A track record of success
Council plans to distribute $4.4 million in broadband grants next year
By Eric Eyre, The Charleston Gazette
CHARLESTON, W.Va. -- The state Broadband Deployment Council plans to distribute $4.4 million to extend high-speed Internet service to rural communities across West Virginia, starting next May.
The Broadband Council expects to accept applications for the grant funds in February or March -- after the group draws up "emergency rules" that streamline the grant application process.
The state Legislature set aside the grant money more than three years ago, but the council has yet to fund a single broadband project.
Dan O'Hanlon, the council's new chairman, said Wednesday the group must make the grant program a priority.
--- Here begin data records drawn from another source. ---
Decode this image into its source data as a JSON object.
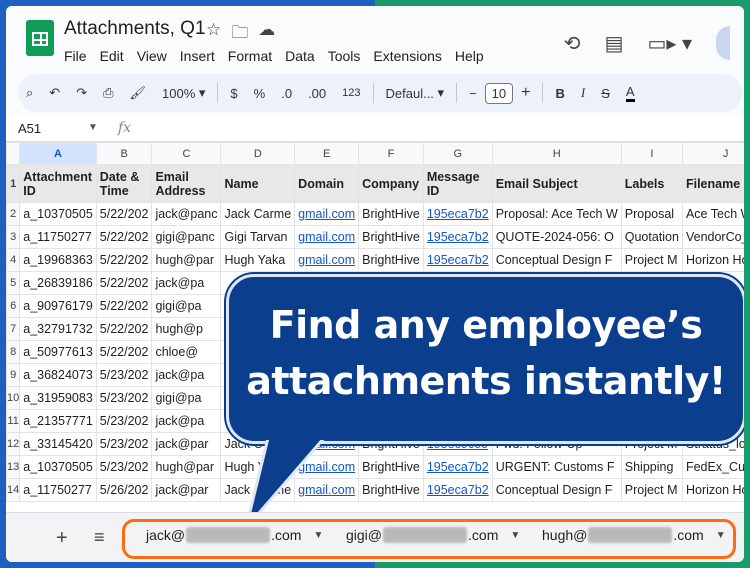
{
  "document": {
    "title": "Attachments, Q1",
    "menu": [
      "File",
      "Edit",
      "View",
      "Insert",
      "Format",
      "Data",
      "Tools",
      "Extensions",
      "Help"
    ]
  },
  "toolbar": {
    "zoom": "100%",
    "currency": "$",
    "percent": "%",
    "decrease_decimal": ".0",
    "increase_decimal": ".00",
    "number_format": "123",
    "font": "Defaul...",
    "minus": "−",
    "font_size": "10",
    "plus": "+",
    "bold": "B",
    "italic": "I",
    "strike": "S",
    "text_color": "A"
  },
  "formula_bar": {
    "cell_ref": "A51",
    "fx": "fx"
  },
  "columns": [
    "A",
    "B",
    "C",
    "D",
    "E",
    "F",
    "G",
    "H",
    "I",
    "J"
  ],
  "header_row": [
    "Attachment ID",
    "Date & Time",
    "Email Address",
    "Name",
    "Domain",
    "Company",
    "Message ID",
    "Email Subject",
    "Labels",
    "Filename"
  ],
  "rows": [
    [
      "2",
      "a_10370505",
      "5/22/202",
      "jack@panc",
      "Jack Carme",
      "gmail.com",
      "BrightHive",
      "195eca7b2",
      "Proposal: Ace Tech W",
      "Proposal",
      "Ace Tech We"
    ],
    [
      "3",
      "a_11750277",
      "5/22/202",
      "gigi@panc",
      "Gigi Tarvan",
      "gmail.com",
      "BrightHive",
      "195eca7b2",
      "QUOTE-2024-056: O",
      "Quotation",
      "VendorCo_Qu"
    ],
    [
      "4",
      "a_19968363",
      "5/22/202",
      "hugh@par",
      "Hugh Yaka",
      "gmail.com",
      "BrightHive",
      "195eca7b2",
      "Conceptual Design F",
      "Project M",
      "Horizon Hote"
    ],
    [
      "5",
      "a_26839186",
      "5/22/202",
      "jack@pa",
      "",
      "",
      "",
      "",
      "",
      "",
      ""
    ],
    [
      "6",
      "a_90976179",
      "5/22/202",
      "gigi@pa",
      "",
      "",
      "",
      "",
      "",
      "",
      ""
    ],
    [
      "7",
      "a_32791732",
      "5/22/202",
      "hugh@p",
      "",
      "",
      "",
      "",
      "",
      "",
      ""
    ],
    [
      "8",
      "a_50977613",
      "5/22/202",
      "chloe@",
      "",
      "",
      "",
      "",
      "",
      "",
      ""
    ],
    [
      "9",
      "a_36824073",
      "5/23/202",
      "jack@pa",
      "",
      "",
      "",
      "",
      "",
      "",
      ""
    ],
    [
      "10",
      "a_31959083",
      "5/23/202",
      "gigi@pa",
      "",
      "",
      "",
      "",
      "",
      "",
      ""
    ],
    [
      "11",
      "a_21357771",
      "5/23/202",
      "jack@pa",
      "",
      "",
      "",
      "",
      "",
      "",
      ""
    ],
    [
      "12",
      "a_33145420",
      "5/23/202",
      "jack@par",
      "Jack C",
      "gmail.com",
      "BrightHive",
      "195ec9c00",
      "Fwd: Follow-Up",
      "Project M",
      "Strattus_logo"
    ],
    [
      "13",
      "a_10370505",
      "5/23/202",
      "hugh@par",
      "Hugh Yaka",
      "gmail.com",
      "BrightHive",
      "195eca7b2",
      "URGENT: Customs F",
      "Shipping",
      "FedEx_Custo"
    ],
    [
      "14",
      "a_11750277",
      "5/26/202",
      "jack@par",
      "Jack Carme",
      "gmail.com",
      "BrightHive",
      "195eca7b2",
      "Conceptual Design F",
      "Project M",
      "Horizon Hote"
    ]
  ],
  "sheet_tabs": [
    {
      "prefix": "jack@",
      "suffix": ".com"
    },
    {
      "prefix": "gigi@",
      "suffix": ".com"
    },
    {
      "prefix": "hugh@",
      "suffix": ".com"
    }
  ],
  "callout": {
    "line1": "Find any employee’s",
    "line2": "attachments instantly!"
  },
  "colors": {
    "callout_bg": "#0b3f8e",
    "highlight_outline": "#ff6a13",
    "sheets_green": "#0f9d58",
    "link_blue": "#1155cc"
  }
}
"This is crucial," said O'Hanlon, a former Cabell County judge who joined the council last month. "This is the prime focus of the West Virginia Broadband Council. We're moving forward and making progress in providing access to broadband for the people of West Virginia."
That hasn't always been the case.
Last year, grant program discussions stalled while council members debated the state's use of a $126 million in federal stimulus funds being used to expand broadband to schools, libraries, state agencies, health-care facilities and public safety offices in West Virginia. Critics -- who included a former Broadband Council member -- alleged the money solely benefited Frontier Communications and should be spent building a "middle-mile" broadband network that all telecommunications companies could tap into. Federal officials rejected the arguments.
Council members also postponed talks about the $4.4 million grant program while waiting for state officials and consultants to complete an interactive computer map that details broadband access in West Virginia. Some high-speed Internet providers were slow to disclose data necessary for the map.
O'Hanlon said the council still needs additional broadband mapping data -- such as Internet speeds and broadband subscription rates in specific areas -- before the group starts to take applications and distribute grants.
"I want this council to have the best information to make these crucial decisions," O'Hanlon said at Wednesday's council meeting in Charleston. "We simply need more data to make our decisions."
The council released a proposed application for grant funds Wednesday. Applicants will be asked about a dozen questions, including whether their project creates jobs and how much of their own money they plan to spend.
Broadband Council member Lee Fisher, who heads the grant application committee, said project sponsors also must disclose what they plan to charge customers for broadband service, and the Internet download and upload speeds they expect to offer.
"The application will force people to come up with answers as to why they need this money," Fisher said.
Representatives of West Virginia's 11 regional planning and development councils also attended Wednesday's meeting. The agencies plan to assist grant applicants.
State law requires the council to award $4.4 million to "last-mile" projects that provide high-speed Internet to neighborhoods, households and businesses, mostly in rural areas. Smaller telecommunications companies and nonprofit groups are expected to apply for the grant funds.
The council hopes to allocate additional broadband grants -- presumably about $5 million a year -- on an annual basis, provided the Legislature allocates the funds.
Also Wednesday, the council voted unanimously to extend a contract with a consulting firm, L.R. Kimball & Associates of Ebensburg, Pa., through the end of 2014. Kimball will be asked to help the council process and review grant applications. The state has paid L.R. Kimball more than $408,000 for broadband consulting work during the past two years.
The council next plans to meet July 13.